Our extracted motion capture dataset has a total size of 8,063 frames for 31 tracked points each. We normalize all features (position/velocity) to maximum absolute value of 1. Training and validation set samples are 49 frames long (non-overlapping segments extracted from the respective trials). Test set samples are 99 frames long. In the main paper, we report results on the last 50 frames of this test set data.
We choose the same hyperparameter settings as in the physical simulation experiments, with the exception that we train models for 200 epochs and with a batch size of 8. Our model here uses an MLP encoder and an RNN decoder (as the dynamics are not Markovian). We further take samples from the discrete distribution during the forward pass in training and calculate gradients via the concrete relaxation. The baselines are identical to before (path prediction experiments for physical simulations) with the following exception: For LSTM (joint) we choose a smaller hidden layer size of 128 units and train with a batch size of 1, as the model did otherwise not fit in GPU memory.

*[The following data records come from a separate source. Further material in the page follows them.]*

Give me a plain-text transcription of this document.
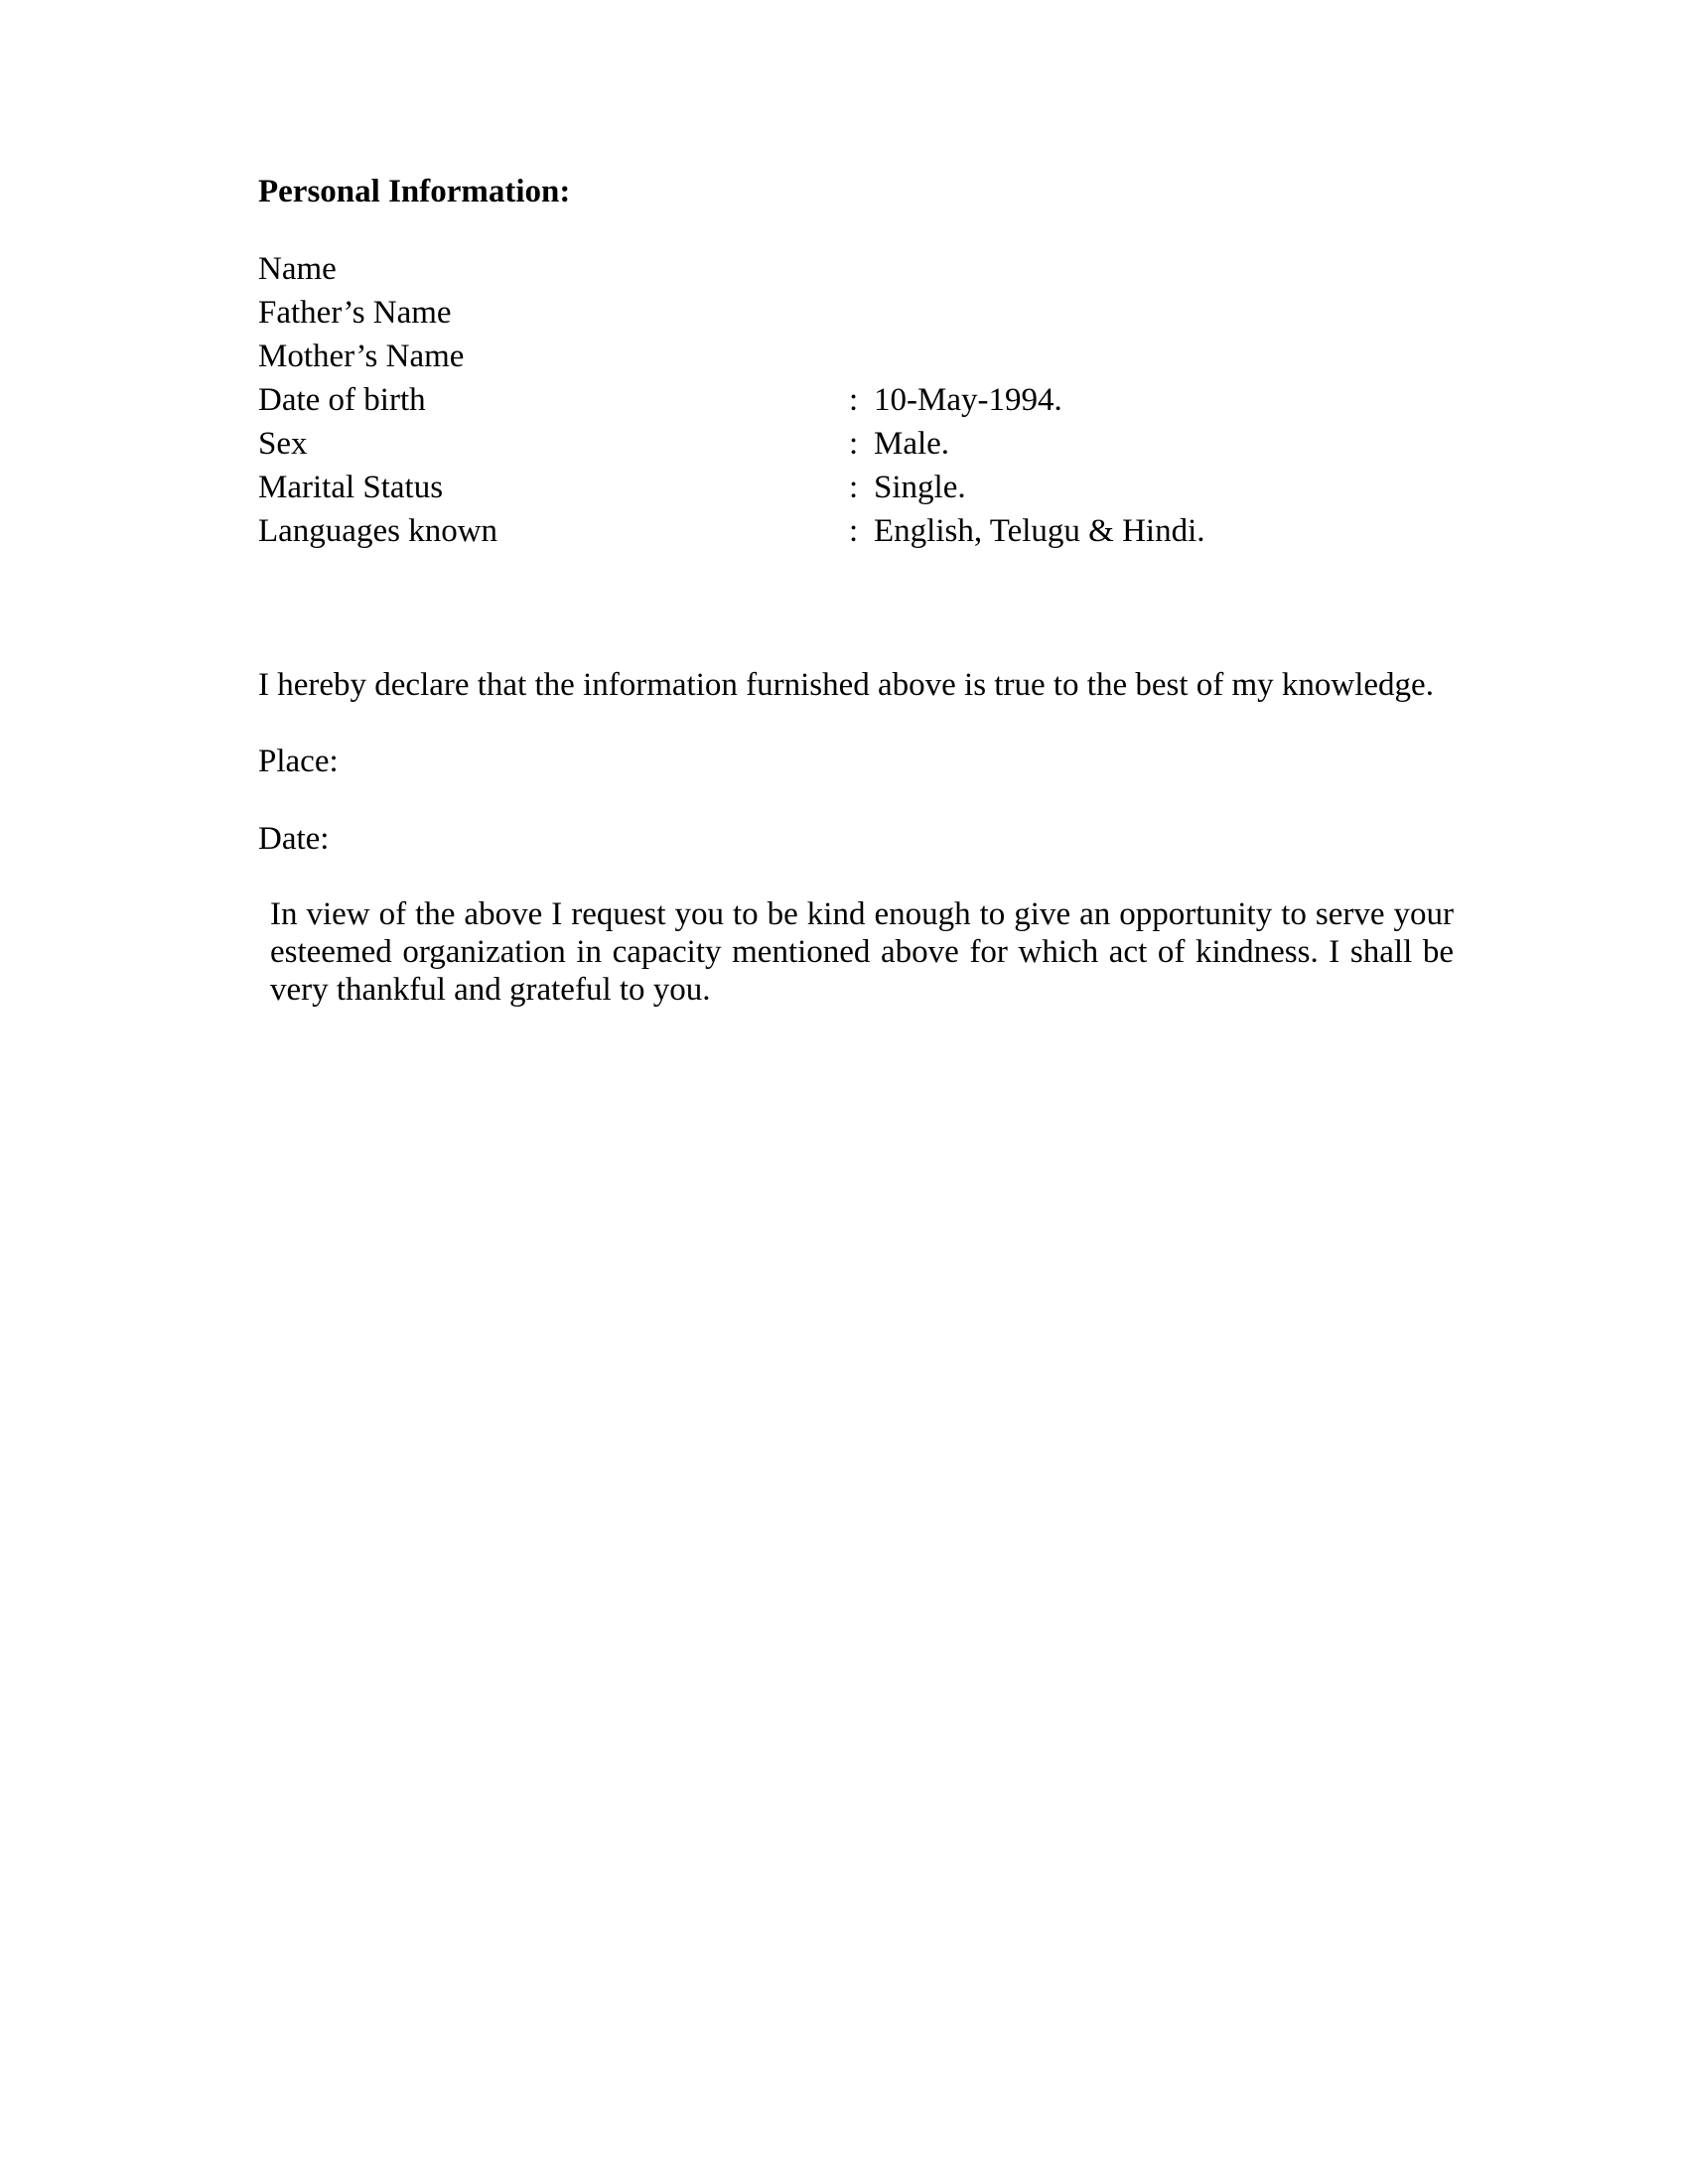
Personal Information:
Name
Father’s Name
Mother’s Name
Date of birth	: 10-May-1994.
Sex	: Male.
Marital Status	: Single.
Languages known	: English, Telugu & Hindi.
I hereby declare that the information furnished above is true to the best of my knowledge.
Place:
Date:
In view of the above I request you to be kind enough to give an opportunity to serve your esteemed organization in capacity mentioned above for which act of kindness. I shall be very thankful and grateful to you.
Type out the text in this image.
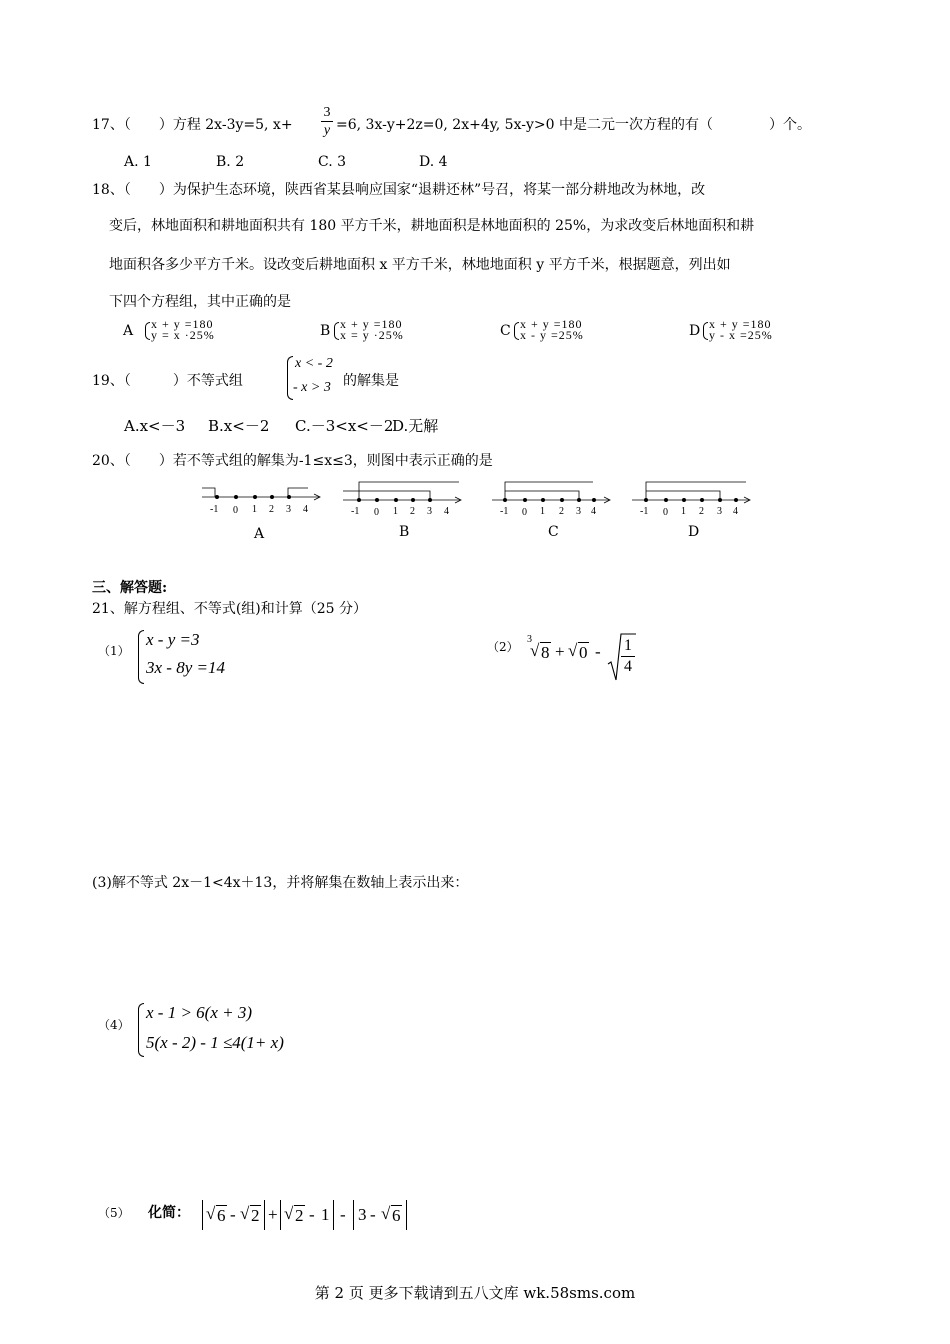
17、（　　）方程 2x-3y=5, x+
3
y =6, 3x-y+2z=0, 2x+4y, 5x-y>0 中是二元一次方程的有（　　　　）个。
A. 1	B. 2	C. 3	D. 4
18、（　　）为保护生态环境，陕西省某县响应国家“退耕还林”号召，将某一部分耕地改为林地，改
变后，林地面积和耕地面积共有 180 平方千米，耕地面积是林地面积的 25%，为求改变后林地面积和耕
地面积各多少平方千米。设改变后耕地面积 x 平方千米，林地地面积 y 平方千米，根据题意，列出如
下四个方程组，其中正确的是
A x + y =180
y = x ·25%	B x + y =180
x = y ·25%	C x + y =180
x - y =25%	D x + y =180
y - x =25%
19、（　　　）不等式组
x < - 2
- x > 3 的解集是
A.x<－3 B.x<－2 C.－3<x<－2
D.无解
20、（　　）若不等式组的解集为-1≤x≤3，则图中表示正确的是
-1 0 1 2 3 4
A
-1 0 1 2 3 4
B
-1 0 1 2 3 4
C
-1 0 1 2 3 4
D
三、解答题:
21、解方程组、不等式(组)和计算（25 分）
（1）
x - y =3
3x - 8y =14
（2）
3
√ 8 + √ 0 - 1
4
(3)解不等式 2x－1<4x＋13，并将解集在数轴上表示出来：
（4）
x - 1 > 6(x + 3)
5(x - 2) - 1 ≤4(1+ x)
（5） 化简： √ 6 - √ 2 + √ 2 - 1 - 3 - √ 6
第 2 页 更多下载请到五八文库 wk.58sms.com
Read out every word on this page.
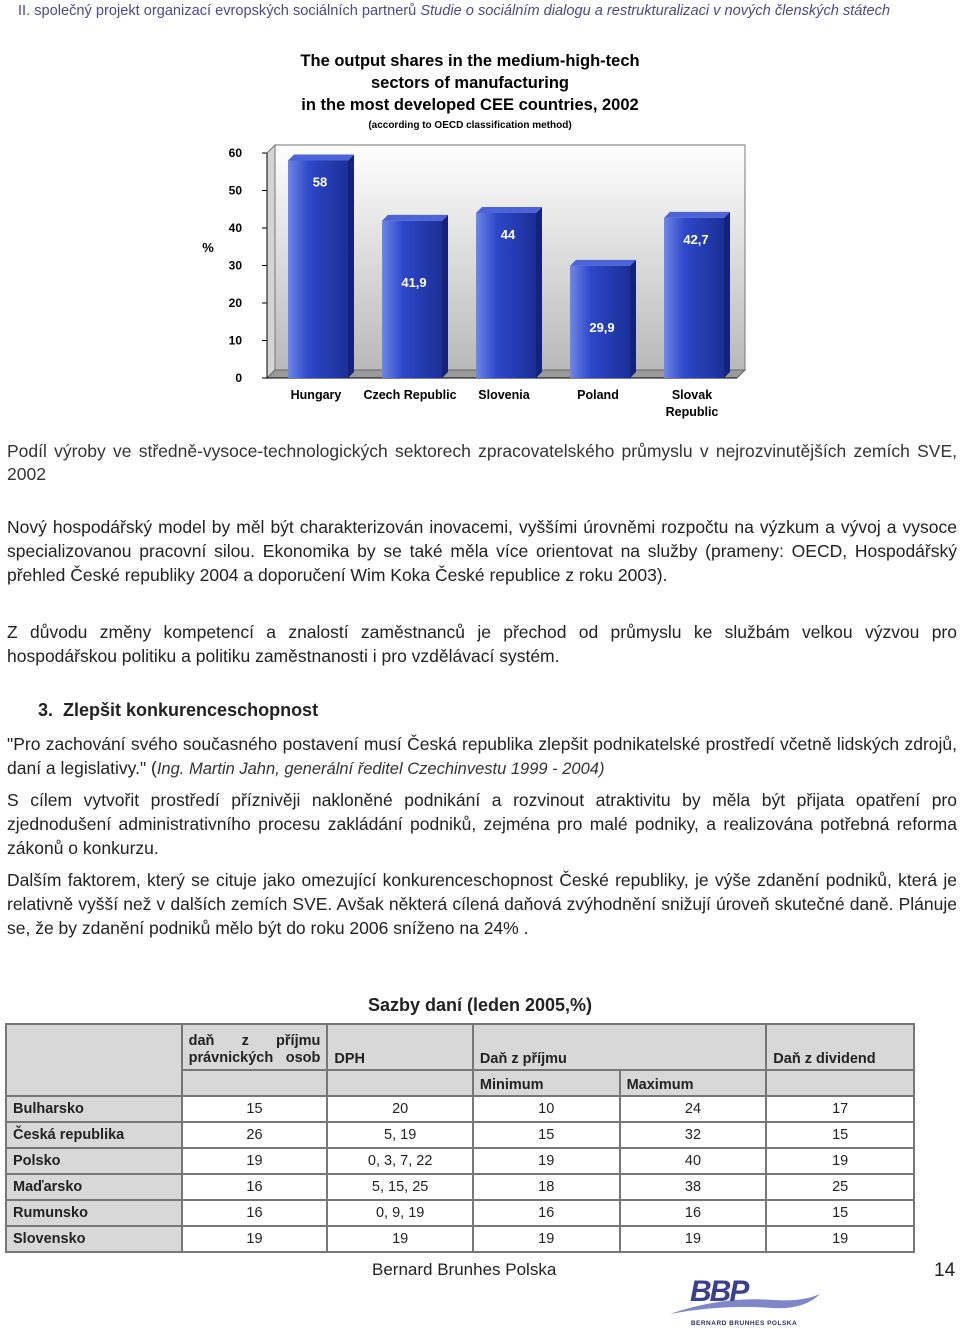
II. společný projekt organizací evropských sociálních partnerů Studie o sociálním dialogu a restrukturalizaci v nových členských státech
The output shares in the medium-high-tech
sectors of manufacturing
in the most developed CEE countries, 2002
(according to OECD classification method)
0
10
20
30
40
50
60
%
58
Hungary
41,9
Czech Republic
44
Slovenia
29,9
Poland
42,7
Slovak
Republic
Podíl výroby ve středně-vysoce-technologických sektorech zpracovatelského průmyslu v nejrozvinutějších zemích SVE, 2002
Nový hospodářský model by měl být charakterizován inovacemi, vyššími úrovněmi rozpočtu na výzkum a vývoj a vysoce specializovanou pracovní silou. Ekonomika by se také měla více orientovat na služby (prameny: OECD, Hospodářský přehled České republiky 2004 a doporučení Wim Koka České republice z roku 2003).
Z důvodu změny kompetencí a znalostí zaměstnanců je přechod od průmyslu ke službám velkou výzvou pro hospodářskou politiku a politiku zaměstnanosti i pro vzdělávací systém.
3. Zlepšit konkurenceschopnost
"Pro zachování svého současného postavení musí Česká republika zlepšit podnikatelské prostředí včetně lidských zdrojů, daní a legislativy." (Ing. Martin Jahn, generální ředitel Czechinvestu 1999 - 2004)
S cílem vytvořit prostředí příznivěji nakloněné podnikání a rozvinout atraktivitu by měla být přijata opatření pro zjednodušení administrativního procesu zakládání podniků, zejména pro malé podniky, a realizována potřebná reforma zákonů o konkurzu.
Dalším faktorem, který se cituje jako omezující konkurenceschopnost České republiky, je výše zdanění podniků, která je relativně vyšší než v dalších zemích SVE. Avšak některá cílená daňová zvýhodnění snižují úroveň skutečné daně. Plánuje se, že by zdanění podniků mělo být do roku 2006 sníženo na 24% .
Sazby daní (leden 2005,%)
	daň z příjmu právnických osob	DPH	Daň z příjmu		Daň z dividend
			Minimum	Maximum	
Bulharsko	15	20	10	24	17
Česká republika	26	5, 19	15	32	15
Polsko	19	0, 3, 7, 22	19	40	19
Maďarsko	16	5, 15, 25	18	38	25
Rumunsko	16	0, 9, 19	16	16	15
Slovensko	19	19	19	19	19
Bernard Brunhes Polska	14
BBP
BERNARD BRUNHES POLSKA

For the NBA data each example is a 25 step trajectory of a pick and roll (PnR) instance, subsampled from the original 25 frames-per-second SportVU data. Unlike the physical simulation where the dynamics of the interactions do not change over time and the motion capture data where the dynamics are approximately periodic, the dynamics here change considerably over time. The middle of the trajectory is, more or less, the pick and roll itself and the behavior before and after are quite different. This poses a problem for fair comparison, as it is wrong to just look at the next time steps, i.e. after the PnR event, for our test data since they are quite different from our training data. If we train our model on full sequences and at test time only show the encoder the first 17 and predict the last 8 steps, we get fairly bad results. This is not surprising as there is a big gap between the way we train and test the model. To overcome this issue and still get a fair comparison we show our encoder only the first 17 time steps during training and then try to reconstruct all 25 time steps.
We used a CNN encoder and RNN decoder with two edge types to have comparable capacity to the full graph model. If we “hard code” one edge type to represent “non-edge” then our model learns the full graph as all players are highly connected. We also experimented with 10 and 20 edge types which did not perform as well on validation data, probably due to over-fitting.